今年は暖冬の影響か、三寒四温のうちに、校庭の桜のつぼみもふくらみ、桜の開花が待たれる頃となりました。

 この、よき日に、卒業生、保護者、来賓の皆様、教職員一同相集う中、本校の栄えある、第二十一回の卒業証書授与式を挙行できますことは、このうえない喜びでございます。

 本日、保護者の皆様には、本校入学以来お子様の心身の健やかな成長を願い続けた日々を思われ、ここに、たくましく成長されたお子様の晴れ姿を目にされて、喜びもひとしおと存じます。心から、お祝い申し上げます。

 また、この間、本校教育の充実と発展のために寄せられましたご理解とご協力に対しまして、厚く御礼申し上げます。

 ご来賓のみなさま、本日は公私何かとお忙しい中、本校の卒業証書授与式にご臨席を賜り、誠にありがとうございます。三年間、地域で子どもたちを見守り、育んでいただきましたことに、心より厚く御礼申し上げます。

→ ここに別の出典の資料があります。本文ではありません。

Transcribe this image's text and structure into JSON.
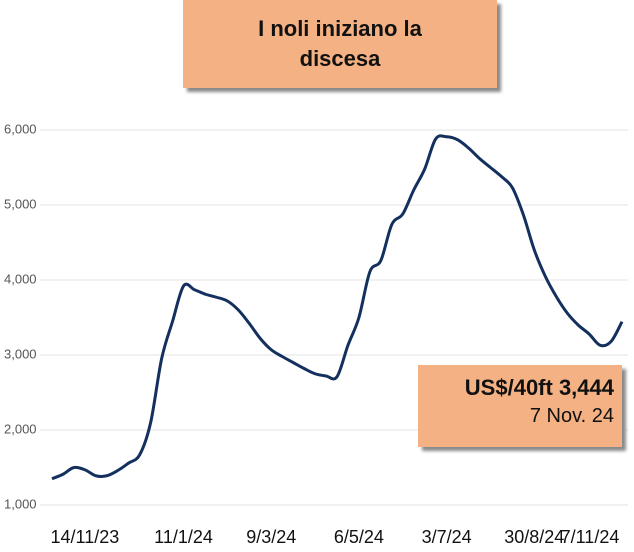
{
  "chart_data": {
    "type": "line",
    "title": "I noli iniziano la discesa",
    "annotation": [
      "US$/40ft 3,444",
      "7 Nov. 24"
    ],
    "categories": [
      null,
      null,
      null,
      "14/11/23",
      null,
      null,
      null,
      null,
      null,
      null,
      null,
      null,
      "11/1/24",
      null,
      null,
      null,
      null,
      null,
      null,
      null,
      "9/3/24",
      null,
      null,
      null,
      null,
      null,
      null,
      null,
      "6/5/24",
      null,
      null,
      null,
      null,
      null,
      null,
      null,
      "3/7/24",
      null,
      null,
      null,
      null,
      null,
      null,
      null,
      "30/8/24",
      null,
      null,
      null,
      null,
      null,
      null,
      null,
      "7/11/24"
    ],
    "values": [
      1350,
      1410,
      1500,
      1470,
      1390,
      1390,
      1460,
      1560,
      1670,
      2100,
      2950,
      3450,
      3920,
      3870,
      3810,
      3770,
      3720,
      3600,
      3420,
      3220,
      3070,
      2980,
      2900,
      2820,
      2750,
      2720,
      2710,
      3130,
      3500,
      4110,
      4260,
      4740,
      4880,
      5200,
      5480,
      5880,
      5910,
      5870,
      5760,
      5620,
      5500,
      5380,
      5230,
      4870,
      4400,
      4050,
      3780,
      3560,
      3400,
      3280,
      3130,
      3180,
      3444
    ],
    "color": "#14305e",
    "ylim": [
      1000,
      6000
    ],
    "yticks": [
      {
        "value": 1000,
        "label": "1,000"
      },
      {
        "value": 2000,
        "label": "2,000"
      },
      {
        "value": 3000,
        "label": "3,000"
      },
      {
        "value": 4000,
        "label": "4,000"
      },
      {
        "value": 5000,
        "label": "5,000"
      },
      {
        "value": 6000,
        "label": "6,000"
      }
    ],
    "grid": true
  }
}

 卒業生のみなさん、ご卒業おめでとうございます。今、三年間の課程を修めたという卒業証書を手渡しました。これからは、本校で身につけたことを生かして、力強く歩んでいってください。

 現在私たちを取り巻く様々な状況は必ずしも順調なものばかりではありません。まず地球温暖化に伴う環境の悪化があげられます。あと何十年か後には北極の氷がすべてとけるといわれていますし、温暖化によって大きな台風が世界的に発生しやすくなっているとも言われています。また世界では、だんだんと少なくなっている石油を多くの国が何とか確保しようという動きがますます激しくなることが予想されます。

経済に目をうつすと、我が国では緩やかな景気の回復が見られるとは言われていますが、経済成長率は先進国の中では最低のレベルにあるという報告もあります。

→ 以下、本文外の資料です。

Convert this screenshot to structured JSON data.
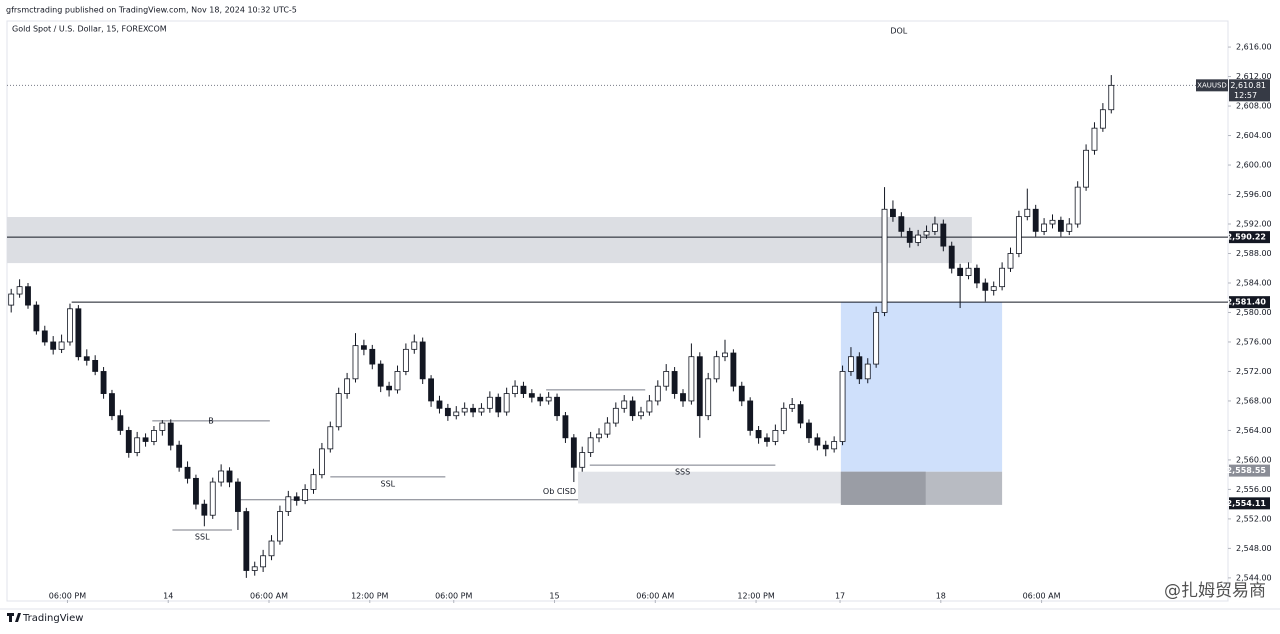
{
  "chart_data": {
    "type": "candlestick",
    "header": "gfrsmctrading published on TradingView.com, Nov 18, 2024 10:32 UTC-5",
    "title": "Gold Spot / U.S. Dollar, 15, FOREXCOM",
    "footer_brand": "TradingView",
    "watermark": "@扎姆贸易商",
    "up_color": "#ffffff",
    "down_color": "#131722",
    "wick_color": "#131722",
    "x": [
      0,
      1,
      2,
      3,
      4,
      5,
      6,
      7,
      8,
      9,
      10,
      11,
      12,
      13,
      14,
      15,
      16,
      17,
      18,
      19,
      20,
      21,
      22,
      23,
      24,
      25,
      26,
      27,
      28,
      29,
      30,
      31,
      32,
      33,
      34,
      35,
      36,
      37,
      38,
      39,
      40,
      41,
      42,
      43,
      44,
      45,
      46,
      47,
      48,
      49,
      50,
      51,
      52,
      53,
      54,
      55,
      56,
      57,
      58,
      59,
      60,
      61,
      62,
      63,
      64,
      65,
      66,
      67,
      68,
      69,
      70,
      71,
      72,
      73,
      74,
      75,
      76,
      77,
      78,
      79,
      80,
      81,
      82,
      83,
      84,
      85,
      86,
      87,
      88,
      89,
      90,
      91,
      92,
      93,
      94,
      95,
      96,
      97,
      98,
      99,
      100,
      101,
      102,
      103,
      104,
      105,
      106,
      107,
      108,
      109,
      110,
      111,
      112,
      113,
      114,
      115,
      116,
      117,
      118,
      119,
      120,
      121,
      122,
      123,
      124,
      125,
      126,
      127,
      128,
      129,
      130,
      131
    ],
    "candles": [
      [
        2581,
        2583.2,
        2580,
        2582.5
      ],
      [
        2582.5,
        2584.5,
        2582,
        2583.5
      ],
      [
        2583.5,
        2584,
        2580.5,
        2581
      ],
      [
        2581,
        2581.5,
        2577,
        2577.5
      ],
      [
        2577.5,
        2578.2,
        2575.5,
        2576
      ],
      [
        2576,
        2576.8,
        2574.3,
        2575
      ],
      [
        2575,
        2577,
        2574.5,
        2576
      ],
      [
        2576,
        2581.2,
        2575.5,
        2580.5
      ],
      [
        2580.5,
        2581,
        2573.5,
        2574
      ],
      [
        2574,
        2575,
        2572.8,
        2573.5
      ],
      [
        2573.5,
        2574.2,
        2571.5,
        2572
      ],
      [
        2572,
        2572.6,
        2568.3,
        2569
      ],
      [
        2569,
        2569.5,
        2565.4,
        2566
      ],
      [
        2566,
        2566.8,
        2563.4,
        2564
      ],
      [
        2564,
        2564.5,
        2560.3,
        2561
      ],
      [
        2561,
        2563.8,
        2560.5,
        2563
      ],
      [
        2563,
        2563.6,
        2561.8,
        2562.5
      ],
      [
        2562.5,
        2564.6,
        2562,
        2564
      ],
      [
        2564,
        2565.4,
        2563.3,
        2565
      ],
      [
        2565,
        2565.5,
        2561.3,
        2562
      ],
      [
        2562,
        2562.6,
        2558.4,
        2559
      ],
      [
        2559,
        2559.8,
        2556.8,
        2557.5
      ],
      [
        2557.5,
        2558,
        2553.3,
        2554
      ],
      [
        2554,
        2554.6,
        2551,
        2552.5
      ],
      [
        2552.5,
        2557.6,
        2552,
        2557
      ],
      [
        2557,
        2559.4,
        2556.4,
        2558.5
      ],
      [
        2558.5,
        2559,
        2556.3,
        2557
      ],
      [
        2557,
        2557.5,
        2550.5,
        2553
      ],
      [
        2553,
        2553.5,
        2544,
        2545
      ],
      [
        2545,
        2546.2,
        2544.3,
        2545.5
      ],
      [
        2545.5,
        2547.8,
        2544.8,
        2547
      ],
      [
        2547,
        2549.8,
        2546.4,
        2549
      ],
      [
        2549,
        2553.8,
        2548.5,
        2553
      ],
      [
        2553,
        2555.8,
        2552.4,
        2555
      ],
      [
        2555,
        2555.6,
        2553.8,
        2554.5
      ],
      [
        2554.5,
        2556.7,
        2554,
        2556
      ],
      [
        2556,
        2558.8,
        2555.4,
        2558
      ],
      [
        2558,
        2562.3,
        2557.5,
        2561.5
      ],
      [
        2561.5,
        2565.2,
        2561,
        2564.5
      ],
      [
        2564.5,
        2569.8,
        2564,
        2569
      ],
      [
        2569,
        2571.8,
        2568.3,
        2571
      ],
      [
        2571,
        2577.2,
        2570.5,
        2575.5
      ],
      [
        2575.5,
        2576.3,
        2574.2,
        2575
      ],
      [
        2575,
        2575.6,
        2572.3,
        2573
      ],
      [
        2573,
        2573.5,
        2569.2,
        2570
      ],
      [
        2570,
        2570.6,
        2568.6,
        2569.5
      ],
      [
        2569.5,
        2572.8,
        2569,
        2572
      ],
      [
        2572,
        2575.8,
        2571.5,
        2575
      ],
      [
        2575,
        2577,
        2574.4,
        2576
      ],
      [
        2576,
        2576.6,
        2570.3,
        2571
      ],
      [
        2571,
        2571.5,
        2567.2,
        2568
      ],
      [
        2568,
        2568.7,
        2566.3,
        2567
      ],
      [
        2567,
        2567.6,
        2565.3,
        2566
      ],
      [
        2566,
        2567.3,
        2565.5,
        2566.5
      ],
      [
        2566.5,
        2567.8,
        2566,
        2567
      ],
      [
        2567,
        2567.6,
        2565.8,
        2566.5
      ],
      [
        2566.5,
        2567.7,
        2566,
        2567
      ],
      [
        2567,
        2569.3,
        2566.4,
        2568.5
      ],
      [
        2568.5,
        2569,
        2565.8,
        2566.5
      ],
      [
        2566.5,
        2569.8,
        2566,
        2569
      ],
      [
        2569,
        2570.8,
        2568.5,
        2570
      ],
      [
        2570,
        2570.6,
        2568.4,
        2569
      ],
      [
        2569,
        2569.6,
        2567.8,
        2568.5
      ],
      [
        2568.5,
        2569,
        2567.3,
        2568
      ],
      [
        2568,
        2569.2,
        2567.5,
        2568.5
      ],
      [
        2568.5,
        2569,
        2565.3,
        2566
      ],
      [
        2566,
        2566.5,
        2562.3,
        2563
      ],
      [
        2563,
        2563.5,
        2557,
        2559
      ],
      [
        2559,
        2561.8,
        2558.4,
        2561
      ],
      [
        2561,
        2563.8,
        2560.4,
        2563
      ],
      [
        2563,
        2564.3,
        2562.4,
        2563.5
      ],
      [
        2563.5,
        2565.8,
        2563,
        2565
      ],
      [
        2565,
        2567.8,
        2564.5,
        2567
      ],
      [
        2567,
        2568.8,
        2566.4,
        2568
      ],
      [
        2568,
        2568.6,
        2565.3,
        2566
      ],
      [
        2566,
        2567.2,
        2565.5,
        2566.5
      ],
      [
        2566.5,
        2568.8,
        2566,
        2568
      ],
      [
        2568,
        2570.8,
        2567.4,
        2570
      ],
      [
        2570,
        2573,
        2569.4,
        2572
      ],
      [
        2572,
        2572.6,
        2568.3,
        2569
      ],
      [
        2569,
        2569.6,
        2567.2,
        2568
      ],
      [
        2568,
        2575.8,
        2567.5,
        2574
      ],
      [
        2574,
        2574.6,
        2563,
        2566
      ],
      [
        2566,
        2571.8,
        2565.4,
        2571
      ],
      [
        2571,
        2574.8,
        2570.5,
        2574
      ],
      [
        2574,
        2576.3,
        2573.4,
        2574.5
      ],
      [
        2574.5,
        2575,
        2569.3,
        2570
      ],
      [
        2570,
        2570.6,
        2567.3,
        2568
      ],
      [
        2568,
        2568.5,
        2563.3,
        2564
      ],
      [
        2564,
        2564.6,
        2562.2,
        2563
      ],
      [
        2563,
        2563.6,
        2561.8,
        2562.5
      ],
      [
        2562.5,
        2564.8,
        2562,
        2564
      ],
      [
        2564,
        2567.8,
        2563.5,
        2567
      ],
      [
        2567,
        2568.4,
        2566.5,
        2567.5
      ],
      [
        2567.5,
        2568,
        2564.3,
        2565
      ],
      [
        2565,
        2565.5,
        2562.3,
        2563
      ],
      [
        2563,
        2563.6,
        2561.3,
        2562
      ],
      [
        2562,
        2562.6,
        2560.5,
        2561.5
      ],
      [
        2561.5,
        2563.2,
        2561,
        2562.5
      ],
      [
        2562.5,
        2572.8,
        2562,
        2572
      ],
      [
        2572,
        2575.3,
        2571.4,
        2574
      ],
      [
        2574,
        2574.6,
        2570.3,
        2571
      ],
      [
        2571,
        2573.8,
        2570.4,
        2573
      ],
      [
        2573,
        2580.8,
        2572.5,
        2580
      ],
      [
        2580,
        2597,
        2579.5,
        2594
      ],
      [
        2594,
        2595.2,
        2592.3,
        2593
      ],
      [
        2593,
        2593.6,
        2590.3,
        2591
      ],
      [
        2591,
        2591.5,
        2588.8,
        2589.5
      ],
      [
        2589.5,
        2591.2,
        2589,
        2590.5
      ],
      [
        2590.5,
        2591.8,
        2590,
        2591
      ],
      [
        2591,
        2593,
        2590.5,
        2592
      ],
      [
        2592,
        2592.6,
        2588.3,
        2589
      ],
      [
        2589,
        2589.6,
        2585.3,
        2586
      ],
      [
        2586,
        2586.6,
        2580.6,
        2585
      ],
      [
        2585,
        2586.8,
        2584.5,
        2586
      ],
      [
        2586,
        2586.5,
        2583.3,
        2584
      ],
      [
        2584,
        2584.6,
        2581.5,
        2583
      ],
      [
        2583,
        2584.2,
        2582.3,
        2583.5
      ],
      [
        2583.5,
        2586.8,
        2583,
        2586
      ],
      [
        2586,
        2588.8,
        2585.5,
        2588
      ],
      [
        2588,
        2593.8,
        2587.5,
        2593
      ],
      [
        2593,
        2596.8,
        2592.5,
        2594
      ],
      [
        2594,
        2594.6,
        2590.3,
        2591
      ],
      [
        2591,
        2592.8,
        2590.5,
        2592
      ],
      [
        2592,
        2593.3,
        2591.4,
        2592.5
      ],
      [
        2592.5,
        2593,
        2590.3,
        2591
      ],
      [
        2591,
        2592.8,
        2590.5,
        2592
      ],
      [
        2592,
        2597.8,
        2591.5,
        2597
      ],
      [
        2597,
        2602.8,
        2596.5,
        2602
      ],
      [
        2602,
        2605.8,
        2601.4,
        2605
      ],
      [
        2605,
        2608.4,
        2604.5,
        2607.5
      ],
      [
        2607.5,
        2612.2,
        2607,
        2610.81
      ]
    ],
    "xlim": [
      -0.5,
      144.9
    ],
    "xticks": [
      {
        "value": 6.7,
        "label": "06:00 PM"
      },
      {
        "value": 18.7,
        "label": "14"
      },
      {
        "value": 30.7,
        "label": "06:00 AM"
      },
      {
        "value": 42.7,
        "label": "12:00 PM"
      },
      {
        "value": 52.7,
        "label": "06:00 PM"
      },
      {
        "value": 64.7,
        "label": "15"
      },
      {
        "value": 76.7,
        "label": "06:00 AM"
      },
      {
        "value": 88.7,
        "label": "12:00 PM"
      },
      {
        "value": 98.7,
        "label": "17"
      },
      {
        "value": 110.7,
        "label": "18"
      },
      {
        "value": 122.7,
        "label": "06:00 AM"
      }
    ],
    "ylim": [
      2541.0,
      2619.4
    ],
    "yticks": [
      {
        "value": 2544,
        "label": "2,544.00"
      },
      {
        "value": 2548,
        "label": "2,548.00"
      },
      {
        "value": 2552,
        "label": "2,552.00"
      },
      {
        "value": 2556,
        "label": "2,556.00"
      },
      {
        "value": 2560,
        "label": "2,560.00"
      },
      {
        "value": 2564,
        "label": "2,564.00"
      },
      {
        "value": 2568,
        "label": "2,568.00"
      },
      {
        "value": 2572,
        "label": "2,572.00"
      },
      {
        "value": 2576,
        "label": "2,576.00"
      },
      {
        "value": 2580,
        "label": "2,580.00"
      },
      {
        "value": 2584,
        "label": "2,584.00"
      },
      {
        "value": 2588,
        "label": "2,588.00"
      },
      {
        "value": 2592,
        "label": "2,592.00"
      },
      {
        "value": 2596,
        "label": "2,596.00"
      },
      {
        "value": 2600,
        "label": "2,600.00"
      },
      {
        "value": 2604,
        "label": "2,604.00"
      },
      {
        "value": 2608,
        "label": "2,608.00"
      },
      {
        "value": 2612,
        "label": "2,612.00"
      },
      {
        "value": 2616,
        "label": "2,616.00"
      }
    ],
    "zones": [
      {
        "from": -0.5,
        "to": 114.4,
        "low": 2586.7,
        "high": 2592.95,
        "color": "#dcdee3"
      },
      {
        "from": 67.5,
        "to": 98.8,
        "low": 2554.1,
        "high": 2558.4,
        "color": "#e1e3e8"
      },
      {
        "from": 98.8,
        "to": 118,
        "low": 2558.4,
        "high": 2581.4,
        "color": "#cfe0fb"
      },
      {
        "from": 98.8,
        "to": 118,
        "low": 2553.9,
        "high": 2558.4,
        "color": "#b8bbc2"
      },
      {
        "from": 98.8,
        "to": 108.9,
        "low": 2553.9,
        "high": 2558.4,
        "color": "#9a9da5"
      }
    ],
    "levels": [
      {
        "from": -0.5,
        "value": 2590.22,
        "label": "2,590.22"
      },
      {
        "from": 7.2,
        "value": 2581.4,
        "label": "2,581.40"
      }
    ],
    "price_labels": [
      {
        "value": 2558.55,
        "label": "2,558.55",
        "color": "#8a8d96"
      },
      {
        "value": 2554.11,
        "label": "2,554.11",
        "color": "#131722"
      }
    ],
    "last_price": {
      "value": 2610.81,
      "label": "2,610.81",
      "symbol": "XAUUSD",
      "countdown": "12:57"
    },
    "annotations": [
      {
        "text": "B",
        "from": 16.8,
        "to": 30.8,
        "value": 2565.3,
        "place": "above"
      },
      {
        "text": "SSL",
        "from": 19.2,
        "to": 26.3,
        "value": 2550.5,
        "place": "below"
      },
      {
        "text": "SSL",
        "from": 38,
        "to": 51.7,
        "value": 2557.7,
        "place": "below"
      },
      {
        "text": "SSS",
        "from": 68.9,
        "to": 91,
        "value": 2559.3,
        "place": "below"
      },
      {
        "text": "Ob CISD",
        "from": 27.3,
        "to": 67.5,
        "value": 2554.6,
        "place": "end"
      },
      {
        "text": "DOL",
        "from": 105.7,
        "to": 105.7,
        "value": 2618.2,
        "place": "text"
      }
    ],
    "segments": [
      {
        "from": 63.7,
        "to": 75.5,
        "value": 2569.5
      }
    ]
  }
}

しかし、たとえこういったさまざまな問題があるとしても、人の知恵、特に若いあなた方の知恵で解決していく以外に方法はないのです。時の流れを漫然と見つめていてはいけない。これからの時代を生きていくあなた方は、問題意識をもって、しっかりと学び続けてほしい。

中学校で学んだことは、ほんの基礎知識でしかありません。あなた方の持ち前の能力を発揮していくためには、これからさらに多くの知識を学ぶことが必要です。

一生が学習だとよく言われます。今学んでいる知識は、将来まったく時代遅れの知識になるかもしれない。これからはその時々の世の中の変化に応じて学びなおしていくことが必要になってきます。その中で、物事をどう解決していくのか、どうすれば皆が幸せになるのか、しっかりと考え続けていただきたい。

そして、その時に忘れてはならないのは、知識を学ぶのは実は誰かを支えるため、人を幸せにするためでもある、ということです。

前にふたつの旗があります。こちらは本校の旗、こちらは我が国の国旗です。国旗については昨日お話ししましたね。義務教育を終えると言うことは、この旗からこちらの国旗を意識するということではないかと思います。これは日本の国を象徴する旗ですが、同時に、あなたが多くの人々に支えられていることの象徴でもあると思うのです。自分には携帯さえあればいいんだという人もいるかと思います。でも携帯を作っているのは誰ですか。全国九万か所にアンテナを設置し、電波を監視しているのは誰ですか。販売している人は、など、このように携帯電話ひとつを例にとっても、私たちは実に多くの人に支えられていると言えるのです。

そして同時にあなたは誰かを支えていく。人が最も美しく輝くのは、誰かを支えているときではないでしょうか。そう、人には誰かを支える責務がある。多くの人たちに支えられ、そして誰かを支えていく、この国旗はそういうことをも象徴しているのではないかと思います。これから国旗を見るときは、ぜひ自分と人々とのつながりに思いをめぐらせてほしいと思います。

多くの人に支えられている自分が今度は誰かを支えていく、皆がそういうふうに考えていけば、もっともっと住みやすい世の中になるはずです。

この地球上でおきている様々な問題を解決していくために、そして、多くの人を支えていくために、しっかりと学び続けてください。あなた方の若い力に大いに期待するとともに、心より健闘を祈っています。

最後に、私の好きな詩の一節を朗読して終わりにします。

 

The colors of the rainbow,

So pretty in the sky

Are also on the faces of people goin’by,

I see friends shakin’ hands,

Sayin’, “how do you do!”

They’re really sayin’ “I love you,

I see trees of green ,red roses too

I see them bloom for me and you,

And I think to myself

What a wonderful world.

Yes, I think to myself

What a wonderful world.

 

それでは体を大切に。お元気で。